The Quiet Man I personally feel should have got the nod Best Picture for 1952 . It stars John Wayne as Sean Thornton, a former heavyweight boxer who returns to fictional Innisfree, Ireland to reclaim the family farm.
There's a sensitive, complicated romance-with independent-minded Mary Kate (Maureen O'Hara), sister of local bully Red Danaher (Victor McLaglen, one of Ford's best company players)-but the real attraction here is Ford's masterful maneuvering of tones and his fluid handling of a large cast of colorful characters, qualities which also defined his iconic (and then-underrated) Westerns.
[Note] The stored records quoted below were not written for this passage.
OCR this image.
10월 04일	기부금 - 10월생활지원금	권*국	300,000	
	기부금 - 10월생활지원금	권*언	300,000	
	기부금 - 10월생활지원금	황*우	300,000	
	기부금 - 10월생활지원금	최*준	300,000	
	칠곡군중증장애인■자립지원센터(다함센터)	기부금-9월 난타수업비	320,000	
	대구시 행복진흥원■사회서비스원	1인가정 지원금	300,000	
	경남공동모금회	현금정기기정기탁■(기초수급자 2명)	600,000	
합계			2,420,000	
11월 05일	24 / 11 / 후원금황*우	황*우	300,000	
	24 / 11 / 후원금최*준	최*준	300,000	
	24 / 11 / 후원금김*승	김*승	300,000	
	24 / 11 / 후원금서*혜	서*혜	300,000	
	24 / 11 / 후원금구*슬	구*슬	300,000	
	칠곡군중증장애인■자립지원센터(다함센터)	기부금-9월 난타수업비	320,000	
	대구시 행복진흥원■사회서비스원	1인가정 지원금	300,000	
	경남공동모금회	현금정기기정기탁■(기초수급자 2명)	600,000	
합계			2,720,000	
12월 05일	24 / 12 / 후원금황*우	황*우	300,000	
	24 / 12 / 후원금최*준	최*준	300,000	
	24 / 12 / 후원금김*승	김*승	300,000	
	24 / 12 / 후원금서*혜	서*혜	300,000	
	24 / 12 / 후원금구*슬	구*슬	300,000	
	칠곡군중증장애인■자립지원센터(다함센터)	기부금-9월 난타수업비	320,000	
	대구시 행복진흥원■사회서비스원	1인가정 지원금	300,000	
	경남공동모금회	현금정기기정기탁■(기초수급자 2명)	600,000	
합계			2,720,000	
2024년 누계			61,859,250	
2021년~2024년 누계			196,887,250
Shot partly on location in Ireland and designed in the lushest greens ever squeezed out of Technicolor, The Quiet Man is a movie that isn't about a whole lot, but yet seems to contain so much-from Wayne's easygoing charisma to the notoriously protracted climactic fight to the febrile, film-noir-like flashback to Sean's boxing days.
The Quiet Man is on of Wayne best films and his made possible by beautiful spitfire Maureen O'Hara .
This review of The Quiet Man (1952) was written by Robbie K on 11 Aug 2017.
The Quiet Man has generally received very positive reviews.